Deep learning methods usually utilize a large amount of data that provide a good basis for solving various problems. Unfortunately, applying deep learning to predict COVID-19 drug response is a major challenge. SARS-CoV-2, as a newly discovered virus, has very limited data available. This will significantly affect the performance of a model in the potential data space. According to the principle of similarity (Willett 2014; Kubinyi 1998), similar molecule structures may work on the same genes. That shows the feasibility of adopting transfer learning on this issue. A sufficient amount of data helps the model to learn enough knowledge of drugs and cell line during pretraining, so we choose cancer dataset which is large enough for pretraining and easy to collect.

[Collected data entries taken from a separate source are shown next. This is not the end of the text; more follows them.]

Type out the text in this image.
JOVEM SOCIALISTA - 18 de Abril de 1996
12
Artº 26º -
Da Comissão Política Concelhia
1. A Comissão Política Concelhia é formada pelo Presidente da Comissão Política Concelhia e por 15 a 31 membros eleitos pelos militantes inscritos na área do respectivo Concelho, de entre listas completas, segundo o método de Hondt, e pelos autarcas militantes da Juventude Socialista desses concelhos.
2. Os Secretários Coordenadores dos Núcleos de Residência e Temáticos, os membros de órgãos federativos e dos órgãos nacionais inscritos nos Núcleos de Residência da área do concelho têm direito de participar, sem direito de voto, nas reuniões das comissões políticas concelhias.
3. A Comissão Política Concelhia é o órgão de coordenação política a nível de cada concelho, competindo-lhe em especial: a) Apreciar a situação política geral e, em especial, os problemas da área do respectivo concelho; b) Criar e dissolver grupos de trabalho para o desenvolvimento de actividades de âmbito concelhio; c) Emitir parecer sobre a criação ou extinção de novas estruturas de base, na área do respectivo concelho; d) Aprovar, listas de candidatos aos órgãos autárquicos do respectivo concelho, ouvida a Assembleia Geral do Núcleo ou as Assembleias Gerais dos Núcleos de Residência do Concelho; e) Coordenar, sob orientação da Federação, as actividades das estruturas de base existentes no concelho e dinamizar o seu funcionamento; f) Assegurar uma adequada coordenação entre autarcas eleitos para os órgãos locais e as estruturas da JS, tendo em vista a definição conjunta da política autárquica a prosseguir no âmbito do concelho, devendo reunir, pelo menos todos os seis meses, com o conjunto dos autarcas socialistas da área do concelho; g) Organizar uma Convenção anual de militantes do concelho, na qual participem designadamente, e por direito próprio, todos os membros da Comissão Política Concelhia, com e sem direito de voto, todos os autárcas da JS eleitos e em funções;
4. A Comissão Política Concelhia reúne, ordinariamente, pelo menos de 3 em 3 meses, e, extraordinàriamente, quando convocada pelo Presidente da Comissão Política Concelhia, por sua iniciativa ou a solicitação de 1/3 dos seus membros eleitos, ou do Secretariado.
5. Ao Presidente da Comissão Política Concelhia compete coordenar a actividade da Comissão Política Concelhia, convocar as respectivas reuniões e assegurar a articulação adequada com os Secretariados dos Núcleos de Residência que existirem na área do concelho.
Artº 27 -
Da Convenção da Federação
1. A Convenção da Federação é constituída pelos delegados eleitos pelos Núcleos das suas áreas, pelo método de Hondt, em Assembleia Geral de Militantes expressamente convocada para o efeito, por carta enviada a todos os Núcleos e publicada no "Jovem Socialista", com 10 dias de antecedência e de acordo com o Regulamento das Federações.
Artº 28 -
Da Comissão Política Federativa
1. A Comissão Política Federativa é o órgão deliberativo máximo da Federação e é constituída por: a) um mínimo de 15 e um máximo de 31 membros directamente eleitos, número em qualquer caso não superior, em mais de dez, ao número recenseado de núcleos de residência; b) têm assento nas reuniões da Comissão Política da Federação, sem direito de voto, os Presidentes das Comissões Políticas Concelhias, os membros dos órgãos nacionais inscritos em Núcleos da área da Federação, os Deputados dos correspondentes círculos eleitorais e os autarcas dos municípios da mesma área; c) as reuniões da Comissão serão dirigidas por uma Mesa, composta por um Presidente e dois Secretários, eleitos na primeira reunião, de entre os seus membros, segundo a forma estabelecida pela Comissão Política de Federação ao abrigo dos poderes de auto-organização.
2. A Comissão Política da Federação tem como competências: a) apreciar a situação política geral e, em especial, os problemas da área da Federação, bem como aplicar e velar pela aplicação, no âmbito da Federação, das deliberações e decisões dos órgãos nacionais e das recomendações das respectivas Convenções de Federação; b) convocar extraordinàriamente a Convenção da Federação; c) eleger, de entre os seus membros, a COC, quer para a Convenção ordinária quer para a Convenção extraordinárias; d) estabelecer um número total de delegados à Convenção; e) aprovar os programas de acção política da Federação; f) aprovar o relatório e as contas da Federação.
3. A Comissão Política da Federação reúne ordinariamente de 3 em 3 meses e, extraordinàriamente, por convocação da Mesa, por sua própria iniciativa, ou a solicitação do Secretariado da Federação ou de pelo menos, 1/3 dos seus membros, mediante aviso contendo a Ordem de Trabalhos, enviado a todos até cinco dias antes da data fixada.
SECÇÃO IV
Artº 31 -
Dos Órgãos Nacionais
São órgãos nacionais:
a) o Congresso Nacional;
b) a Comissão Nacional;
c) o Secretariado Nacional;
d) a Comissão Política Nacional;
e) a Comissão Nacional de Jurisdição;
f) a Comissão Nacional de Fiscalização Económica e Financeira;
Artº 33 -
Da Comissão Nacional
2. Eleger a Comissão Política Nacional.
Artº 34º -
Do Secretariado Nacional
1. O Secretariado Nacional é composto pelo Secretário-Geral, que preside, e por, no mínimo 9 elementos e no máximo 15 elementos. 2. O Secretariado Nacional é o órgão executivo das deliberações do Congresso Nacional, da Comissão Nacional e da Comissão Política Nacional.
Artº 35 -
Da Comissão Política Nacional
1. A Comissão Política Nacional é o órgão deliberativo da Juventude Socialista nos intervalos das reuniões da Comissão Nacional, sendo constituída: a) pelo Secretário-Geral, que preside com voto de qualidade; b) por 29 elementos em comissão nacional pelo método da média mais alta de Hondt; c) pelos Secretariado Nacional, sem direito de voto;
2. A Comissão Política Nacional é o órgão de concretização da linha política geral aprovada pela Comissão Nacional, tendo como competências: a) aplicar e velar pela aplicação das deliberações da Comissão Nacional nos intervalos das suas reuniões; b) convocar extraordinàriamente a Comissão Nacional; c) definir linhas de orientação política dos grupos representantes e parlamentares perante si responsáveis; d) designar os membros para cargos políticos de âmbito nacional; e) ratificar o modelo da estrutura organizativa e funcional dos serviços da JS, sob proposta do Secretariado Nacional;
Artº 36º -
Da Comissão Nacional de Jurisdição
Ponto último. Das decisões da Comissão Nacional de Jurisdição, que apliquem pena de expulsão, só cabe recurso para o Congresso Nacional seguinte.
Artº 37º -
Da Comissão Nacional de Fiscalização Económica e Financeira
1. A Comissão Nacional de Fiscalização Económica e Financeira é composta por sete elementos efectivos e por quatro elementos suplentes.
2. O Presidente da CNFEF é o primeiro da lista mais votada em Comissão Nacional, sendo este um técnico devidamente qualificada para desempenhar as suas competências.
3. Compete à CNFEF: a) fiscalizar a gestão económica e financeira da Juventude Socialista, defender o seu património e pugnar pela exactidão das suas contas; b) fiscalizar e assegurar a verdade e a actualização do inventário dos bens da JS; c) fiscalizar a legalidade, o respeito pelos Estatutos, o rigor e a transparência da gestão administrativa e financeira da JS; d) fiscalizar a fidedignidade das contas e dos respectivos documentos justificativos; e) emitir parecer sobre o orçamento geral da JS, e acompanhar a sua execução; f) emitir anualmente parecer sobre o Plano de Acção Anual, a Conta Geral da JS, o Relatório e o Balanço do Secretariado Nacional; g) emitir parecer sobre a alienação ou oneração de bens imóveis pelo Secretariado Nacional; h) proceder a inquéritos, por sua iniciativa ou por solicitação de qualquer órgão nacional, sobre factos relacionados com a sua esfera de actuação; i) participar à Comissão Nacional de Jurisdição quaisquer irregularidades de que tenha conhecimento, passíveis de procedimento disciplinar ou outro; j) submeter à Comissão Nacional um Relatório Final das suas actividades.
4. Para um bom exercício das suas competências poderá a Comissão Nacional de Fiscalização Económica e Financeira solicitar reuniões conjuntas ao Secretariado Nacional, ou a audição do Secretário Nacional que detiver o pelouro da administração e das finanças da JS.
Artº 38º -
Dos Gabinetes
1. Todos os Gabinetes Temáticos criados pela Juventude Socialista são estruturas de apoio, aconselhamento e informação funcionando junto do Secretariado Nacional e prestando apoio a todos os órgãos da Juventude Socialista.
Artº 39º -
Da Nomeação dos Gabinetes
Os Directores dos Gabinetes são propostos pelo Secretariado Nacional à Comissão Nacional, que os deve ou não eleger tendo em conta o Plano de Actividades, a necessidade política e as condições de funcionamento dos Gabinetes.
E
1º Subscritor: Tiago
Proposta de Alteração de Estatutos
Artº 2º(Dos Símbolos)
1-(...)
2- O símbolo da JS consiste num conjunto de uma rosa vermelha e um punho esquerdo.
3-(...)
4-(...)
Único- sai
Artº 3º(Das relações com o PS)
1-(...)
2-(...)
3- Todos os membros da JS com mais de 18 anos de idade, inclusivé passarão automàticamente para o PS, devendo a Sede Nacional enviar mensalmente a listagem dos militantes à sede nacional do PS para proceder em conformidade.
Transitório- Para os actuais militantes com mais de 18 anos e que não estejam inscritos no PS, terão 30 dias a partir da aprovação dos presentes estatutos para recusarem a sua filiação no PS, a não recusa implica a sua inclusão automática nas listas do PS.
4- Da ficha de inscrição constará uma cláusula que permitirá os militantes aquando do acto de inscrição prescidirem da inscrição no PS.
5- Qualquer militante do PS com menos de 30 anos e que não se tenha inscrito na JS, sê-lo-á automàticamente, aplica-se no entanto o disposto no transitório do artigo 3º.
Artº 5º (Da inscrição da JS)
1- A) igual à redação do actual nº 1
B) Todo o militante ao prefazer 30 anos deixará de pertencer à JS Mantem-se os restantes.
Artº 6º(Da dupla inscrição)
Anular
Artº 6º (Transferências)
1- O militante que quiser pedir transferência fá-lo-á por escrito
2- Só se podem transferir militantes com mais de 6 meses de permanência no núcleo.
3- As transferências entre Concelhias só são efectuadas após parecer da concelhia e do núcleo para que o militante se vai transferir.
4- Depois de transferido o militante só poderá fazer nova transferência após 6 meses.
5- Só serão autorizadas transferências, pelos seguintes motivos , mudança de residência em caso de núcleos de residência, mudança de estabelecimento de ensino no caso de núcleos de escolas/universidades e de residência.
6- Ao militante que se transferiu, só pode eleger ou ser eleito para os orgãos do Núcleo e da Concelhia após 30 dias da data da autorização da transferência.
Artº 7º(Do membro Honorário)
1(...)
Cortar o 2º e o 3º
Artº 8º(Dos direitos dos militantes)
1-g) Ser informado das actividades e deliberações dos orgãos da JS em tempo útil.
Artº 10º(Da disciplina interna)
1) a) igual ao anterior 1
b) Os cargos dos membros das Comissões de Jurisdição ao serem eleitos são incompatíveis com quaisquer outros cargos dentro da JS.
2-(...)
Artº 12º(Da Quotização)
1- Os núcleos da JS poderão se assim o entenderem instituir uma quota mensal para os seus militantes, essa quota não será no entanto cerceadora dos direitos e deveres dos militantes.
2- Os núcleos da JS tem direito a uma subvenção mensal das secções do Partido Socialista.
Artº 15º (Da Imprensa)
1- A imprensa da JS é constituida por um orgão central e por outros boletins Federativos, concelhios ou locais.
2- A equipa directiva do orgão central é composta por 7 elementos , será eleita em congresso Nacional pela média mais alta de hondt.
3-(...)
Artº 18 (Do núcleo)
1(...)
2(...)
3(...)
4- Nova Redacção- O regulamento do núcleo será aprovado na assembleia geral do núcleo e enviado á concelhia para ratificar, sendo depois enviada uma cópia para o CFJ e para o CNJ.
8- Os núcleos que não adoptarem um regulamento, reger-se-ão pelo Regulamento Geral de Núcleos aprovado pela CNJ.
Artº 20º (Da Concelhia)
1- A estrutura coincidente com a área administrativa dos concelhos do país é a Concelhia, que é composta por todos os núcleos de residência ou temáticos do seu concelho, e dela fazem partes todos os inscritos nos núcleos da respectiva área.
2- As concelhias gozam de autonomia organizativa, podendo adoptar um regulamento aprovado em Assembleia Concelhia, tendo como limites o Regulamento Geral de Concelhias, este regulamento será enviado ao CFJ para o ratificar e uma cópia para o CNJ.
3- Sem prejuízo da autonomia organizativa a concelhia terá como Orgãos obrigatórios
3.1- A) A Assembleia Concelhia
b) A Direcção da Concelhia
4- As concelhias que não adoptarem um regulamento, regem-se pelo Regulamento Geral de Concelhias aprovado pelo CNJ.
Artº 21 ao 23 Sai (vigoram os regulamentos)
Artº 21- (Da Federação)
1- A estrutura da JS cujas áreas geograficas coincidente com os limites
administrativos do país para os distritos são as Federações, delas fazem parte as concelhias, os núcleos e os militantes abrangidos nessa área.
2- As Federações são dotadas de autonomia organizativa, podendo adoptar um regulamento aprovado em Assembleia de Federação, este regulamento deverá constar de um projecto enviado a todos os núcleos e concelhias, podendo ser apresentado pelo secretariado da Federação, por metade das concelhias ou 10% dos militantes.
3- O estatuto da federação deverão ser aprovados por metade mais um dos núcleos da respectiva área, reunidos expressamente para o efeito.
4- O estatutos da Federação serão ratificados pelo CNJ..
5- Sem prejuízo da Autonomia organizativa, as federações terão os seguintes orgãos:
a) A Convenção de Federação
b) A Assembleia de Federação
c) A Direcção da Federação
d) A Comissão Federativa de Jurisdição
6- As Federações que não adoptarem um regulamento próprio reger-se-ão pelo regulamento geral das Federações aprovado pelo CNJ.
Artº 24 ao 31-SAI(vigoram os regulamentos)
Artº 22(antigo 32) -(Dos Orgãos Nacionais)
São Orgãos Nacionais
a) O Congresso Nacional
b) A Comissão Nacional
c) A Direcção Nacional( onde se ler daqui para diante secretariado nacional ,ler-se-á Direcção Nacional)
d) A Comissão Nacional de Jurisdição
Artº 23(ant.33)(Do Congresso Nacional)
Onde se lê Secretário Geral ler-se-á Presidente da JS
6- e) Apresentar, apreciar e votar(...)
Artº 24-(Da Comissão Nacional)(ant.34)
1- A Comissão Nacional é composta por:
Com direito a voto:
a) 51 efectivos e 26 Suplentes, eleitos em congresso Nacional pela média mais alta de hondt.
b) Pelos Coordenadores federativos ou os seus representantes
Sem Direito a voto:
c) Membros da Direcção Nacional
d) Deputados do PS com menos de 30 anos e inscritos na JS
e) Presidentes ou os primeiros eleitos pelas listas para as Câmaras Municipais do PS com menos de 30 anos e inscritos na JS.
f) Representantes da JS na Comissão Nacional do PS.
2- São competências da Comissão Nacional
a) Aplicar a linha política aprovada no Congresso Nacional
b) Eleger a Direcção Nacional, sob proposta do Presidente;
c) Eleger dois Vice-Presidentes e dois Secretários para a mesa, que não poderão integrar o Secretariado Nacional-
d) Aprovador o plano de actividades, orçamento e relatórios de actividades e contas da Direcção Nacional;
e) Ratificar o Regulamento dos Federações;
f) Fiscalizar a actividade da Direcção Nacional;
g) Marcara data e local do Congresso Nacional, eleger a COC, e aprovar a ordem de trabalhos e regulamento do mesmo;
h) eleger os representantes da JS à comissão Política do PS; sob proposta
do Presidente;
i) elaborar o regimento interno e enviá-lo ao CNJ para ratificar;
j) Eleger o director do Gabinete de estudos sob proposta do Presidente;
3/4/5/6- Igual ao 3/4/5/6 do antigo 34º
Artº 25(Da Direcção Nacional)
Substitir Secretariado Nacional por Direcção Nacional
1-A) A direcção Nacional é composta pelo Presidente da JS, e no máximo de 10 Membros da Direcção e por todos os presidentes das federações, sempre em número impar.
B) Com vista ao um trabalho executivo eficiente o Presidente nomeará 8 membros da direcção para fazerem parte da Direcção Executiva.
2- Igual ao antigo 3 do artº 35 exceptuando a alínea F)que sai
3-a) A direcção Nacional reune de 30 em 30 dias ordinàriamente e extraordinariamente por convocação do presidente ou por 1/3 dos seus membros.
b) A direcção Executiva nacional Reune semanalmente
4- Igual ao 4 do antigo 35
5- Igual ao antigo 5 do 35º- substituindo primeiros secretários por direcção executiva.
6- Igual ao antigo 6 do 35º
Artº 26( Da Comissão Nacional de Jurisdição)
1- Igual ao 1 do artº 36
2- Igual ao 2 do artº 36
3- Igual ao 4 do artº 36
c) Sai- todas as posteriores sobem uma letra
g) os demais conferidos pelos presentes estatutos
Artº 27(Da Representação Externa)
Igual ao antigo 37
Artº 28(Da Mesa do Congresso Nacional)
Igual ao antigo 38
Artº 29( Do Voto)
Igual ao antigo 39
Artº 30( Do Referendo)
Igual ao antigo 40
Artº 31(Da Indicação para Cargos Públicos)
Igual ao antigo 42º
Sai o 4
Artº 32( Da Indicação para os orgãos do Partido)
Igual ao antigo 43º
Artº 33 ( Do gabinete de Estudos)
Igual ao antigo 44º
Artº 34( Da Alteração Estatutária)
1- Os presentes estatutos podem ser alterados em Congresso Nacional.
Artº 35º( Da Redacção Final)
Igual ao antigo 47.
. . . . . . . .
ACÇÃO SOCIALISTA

For the cancer dataset, we extract the dataset from Jiang et al. (2022). This dataset mainly uses the new version of the public database GDSC (Yang et al. 2013), GDSC2, containing 135, 242 IC50 values (natural log-transformed) across 809 cell lines and 198 compounds. It selects 17 777 gene expression values from GDSC2 for each cell line and gets the SMILES strings of all compounds from PubChem (Kim et al. 2019).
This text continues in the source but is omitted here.